Under surveillance for 17 months

The El Faro online news site was hit the hardest. Citizen Lab researchers said they found revealing traces of spyware infections on the cellphones of 22 journalists, editors and administrative staff – more than two-thirds of the company’s staff – and evidence that data had been stolen from many of these devices, including a few that had mined several gigabytes of material.

El Faro has been under constant surveillance for at least 17 months, between June 29, 2020 and November 23, 2021, with editor Oscar Martinez’s phone infiltrated at least 42 times, Citizen Lab claimed.

“It’s hard for me to think or conclude anything other than the government of El Salvador” was behind the alleged hacks, Martinez said. “Obviously there is a radical interest in understanding what El Faro is doing.”

During the time of the alleged infiltrations with Pegasus, El Faro made extensive coverage of scandals involving Bukele’s government, including allegations that he was negotiating a financial deal with violent street gangs in El. Salvador to reduce the homicide rate in order to strengthen popular support for President New Ideas’ party. .

Bukele, who speaks frequently with the press, publicly condemned El Faro’s reporting of the alleged talks as “ridiculous” and “false information” in a September 3, 2020 Twitter post.

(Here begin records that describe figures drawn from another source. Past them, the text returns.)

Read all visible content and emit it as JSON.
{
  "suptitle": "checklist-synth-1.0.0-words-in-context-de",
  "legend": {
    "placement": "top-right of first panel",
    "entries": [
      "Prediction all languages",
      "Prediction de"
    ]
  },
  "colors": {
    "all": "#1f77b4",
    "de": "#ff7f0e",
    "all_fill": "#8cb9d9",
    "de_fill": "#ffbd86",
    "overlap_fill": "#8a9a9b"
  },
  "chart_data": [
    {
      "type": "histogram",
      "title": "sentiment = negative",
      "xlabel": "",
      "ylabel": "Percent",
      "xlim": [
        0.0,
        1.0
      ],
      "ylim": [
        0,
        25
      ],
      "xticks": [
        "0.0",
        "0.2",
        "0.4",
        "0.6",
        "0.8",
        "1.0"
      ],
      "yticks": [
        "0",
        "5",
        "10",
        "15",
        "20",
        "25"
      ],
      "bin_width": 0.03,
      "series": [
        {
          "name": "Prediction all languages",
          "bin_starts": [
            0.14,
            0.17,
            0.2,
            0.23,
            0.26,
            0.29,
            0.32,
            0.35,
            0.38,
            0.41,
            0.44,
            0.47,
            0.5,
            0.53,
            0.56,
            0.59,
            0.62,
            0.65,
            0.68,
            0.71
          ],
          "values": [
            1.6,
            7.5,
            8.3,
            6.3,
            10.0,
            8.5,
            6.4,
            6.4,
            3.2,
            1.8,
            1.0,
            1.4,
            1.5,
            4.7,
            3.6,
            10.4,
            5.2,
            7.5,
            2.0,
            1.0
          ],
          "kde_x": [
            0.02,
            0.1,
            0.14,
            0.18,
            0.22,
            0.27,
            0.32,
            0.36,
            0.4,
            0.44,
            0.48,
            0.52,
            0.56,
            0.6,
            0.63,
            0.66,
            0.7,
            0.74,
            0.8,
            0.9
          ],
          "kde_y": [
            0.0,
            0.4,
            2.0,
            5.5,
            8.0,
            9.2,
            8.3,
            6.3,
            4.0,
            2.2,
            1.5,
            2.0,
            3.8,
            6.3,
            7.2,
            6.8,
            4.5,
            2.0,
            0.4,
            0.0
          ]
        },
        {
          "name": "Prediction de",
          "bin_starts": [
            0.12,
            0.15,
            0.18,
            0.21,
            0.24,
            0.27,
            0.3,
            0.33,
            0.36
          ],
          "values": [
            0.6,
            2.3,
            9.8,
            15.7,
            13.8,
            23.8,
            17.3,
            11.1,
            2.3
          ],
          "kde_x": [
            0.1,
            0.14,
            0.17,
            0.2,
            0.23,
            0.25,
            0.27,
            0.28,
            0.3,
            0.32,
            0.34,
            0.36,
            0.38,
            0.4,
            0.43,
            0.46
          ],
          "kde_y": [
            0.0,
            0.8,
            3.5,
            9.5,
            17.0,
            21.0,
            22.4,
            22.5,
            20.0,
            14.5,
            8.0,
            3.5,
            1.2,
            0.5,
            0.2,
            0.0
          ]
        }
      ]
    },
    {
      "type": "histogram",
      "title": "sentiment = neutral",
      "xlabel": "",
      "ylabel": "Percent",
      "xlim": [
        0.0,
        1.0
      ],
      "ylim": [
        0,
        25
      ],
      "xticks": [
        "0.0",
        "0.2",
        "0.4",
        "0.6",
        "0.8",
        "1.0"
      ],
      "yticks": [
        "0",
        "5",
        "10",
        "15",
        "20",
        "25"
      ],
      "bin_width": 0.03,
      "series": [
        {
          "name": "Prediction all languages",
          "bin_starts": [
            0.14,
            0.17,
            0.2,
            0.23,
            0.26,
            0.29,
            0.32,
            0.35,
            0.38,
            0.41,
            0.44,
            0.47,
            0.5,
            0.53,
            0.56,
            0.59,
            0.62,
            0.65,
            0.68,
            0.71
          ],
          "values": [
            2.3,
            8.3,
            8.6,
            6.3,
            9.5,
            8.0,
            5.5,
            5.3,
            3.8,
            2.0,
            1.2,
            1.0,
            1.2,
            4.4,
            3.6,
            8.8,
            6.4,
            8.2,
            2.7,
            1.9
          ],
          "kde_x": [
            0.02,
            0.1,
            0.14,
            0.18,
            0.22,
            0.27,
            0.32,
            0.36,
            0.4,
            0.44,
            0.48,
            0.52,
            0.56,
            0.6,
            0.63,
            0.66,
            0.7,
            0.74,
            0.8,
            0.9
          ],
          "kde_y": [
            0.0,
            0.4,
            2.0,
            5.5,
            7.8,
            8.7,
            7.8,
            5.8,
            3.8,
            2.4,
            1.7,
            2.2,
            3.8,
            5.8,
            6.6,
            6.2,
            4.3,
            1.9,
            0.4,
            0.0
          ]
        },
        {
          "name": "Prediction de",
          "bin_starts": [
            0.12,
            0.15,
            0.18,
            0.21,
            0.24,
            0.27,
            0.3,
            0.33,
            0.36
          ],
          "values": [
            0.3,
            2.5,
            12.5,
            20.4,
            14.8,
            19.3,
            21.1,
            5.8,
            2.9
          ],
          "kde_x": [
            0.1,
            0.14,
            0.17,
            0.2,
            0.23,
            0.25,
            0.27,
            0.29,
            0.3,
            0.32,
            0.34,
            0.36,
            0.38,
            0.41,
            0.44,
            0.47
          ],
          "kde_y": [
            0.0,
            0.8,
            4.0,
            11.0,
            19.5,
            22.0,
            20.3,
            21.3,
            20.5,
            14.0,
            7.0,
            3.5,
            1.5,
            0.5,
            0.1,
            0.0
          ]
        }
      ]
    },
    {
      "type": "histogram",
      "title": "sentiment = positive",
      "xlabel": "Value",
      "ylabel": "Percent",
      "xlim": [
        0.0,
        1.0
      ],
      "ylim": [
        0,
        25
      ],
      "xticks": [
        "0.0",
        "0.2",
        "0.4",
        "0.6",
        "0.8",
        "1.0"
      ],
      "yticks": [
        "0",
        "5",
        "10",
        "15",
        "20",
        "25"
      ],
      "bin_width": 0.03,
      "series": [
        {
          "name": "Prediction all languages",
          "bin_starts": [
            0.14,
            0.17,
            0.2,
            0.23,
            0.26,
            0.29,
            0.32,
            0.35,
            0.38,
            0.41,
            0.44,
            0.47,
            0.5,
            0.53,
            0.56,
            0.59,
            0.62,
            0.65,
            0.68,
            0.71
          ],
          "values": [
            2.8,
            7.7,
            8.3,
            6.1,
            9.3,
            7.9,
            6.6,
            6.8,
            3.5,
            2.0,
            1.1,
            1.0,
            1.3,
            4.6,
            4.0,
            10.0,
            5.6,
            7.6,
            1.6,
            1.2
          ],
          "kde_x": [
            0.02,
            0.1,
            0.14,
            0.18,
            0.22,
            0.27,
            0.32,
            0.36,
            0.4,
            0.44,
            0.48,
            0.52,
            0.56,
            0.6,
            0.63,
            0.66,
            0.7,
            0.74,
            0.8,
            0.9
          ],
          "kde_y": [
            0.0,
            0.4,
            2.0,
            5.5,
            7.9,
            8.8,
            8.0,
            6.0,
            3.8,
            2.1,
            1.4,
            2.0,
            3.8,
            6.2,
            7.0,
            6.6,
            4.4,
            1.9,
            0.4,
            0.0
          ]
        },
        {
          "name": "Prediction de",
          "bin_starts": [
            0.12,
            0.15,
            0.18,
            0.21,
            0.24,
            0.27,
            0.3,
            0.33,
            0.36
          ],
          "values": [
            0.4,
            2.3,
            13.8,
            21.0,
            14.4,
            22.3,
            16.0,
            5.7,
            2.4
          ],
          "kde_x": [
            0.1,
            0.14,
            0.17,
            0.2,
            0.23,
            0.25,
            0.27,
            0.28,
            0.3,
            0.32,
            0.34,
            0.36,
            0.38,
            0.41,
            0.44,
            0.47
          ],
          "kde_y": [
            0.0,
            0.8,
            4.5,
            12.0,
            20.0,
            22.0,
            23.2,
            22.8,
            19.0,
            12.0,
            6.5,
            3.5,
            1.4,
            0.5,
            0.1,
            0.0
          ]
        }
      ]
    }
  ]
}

Telephone espionage is not new in El Salvador, according to Citizen Lab. He alleged in a 2020 report that El Salvador was among at least 25 countries using bulk surveillance technology designed by an Israeli company called Circles. Circles technology differs from Pegasus in that it sucks data from the global telephone network instead of planting spyware on specific devices. The report claimed that the Circles system had been operational in El Salvador since 2017.

Circles could not immediately be reached for comment.

Sofia Medina, Bukele’s communications secretary, noted that her administration was not in power in 2017 and claimed, without providing evidence, that the alleged Pegasus attacks appeared to be a continuation of surveillance launched by a “powerful group. ” unknown.

Citizen Lab’s latest investigation in El Salvador was conducted in conjunction with digital rights advocacy group Access Now, with investigative assistance from human rights groups Frontline Defenders, SocialTIC, and Fundacion Acceso.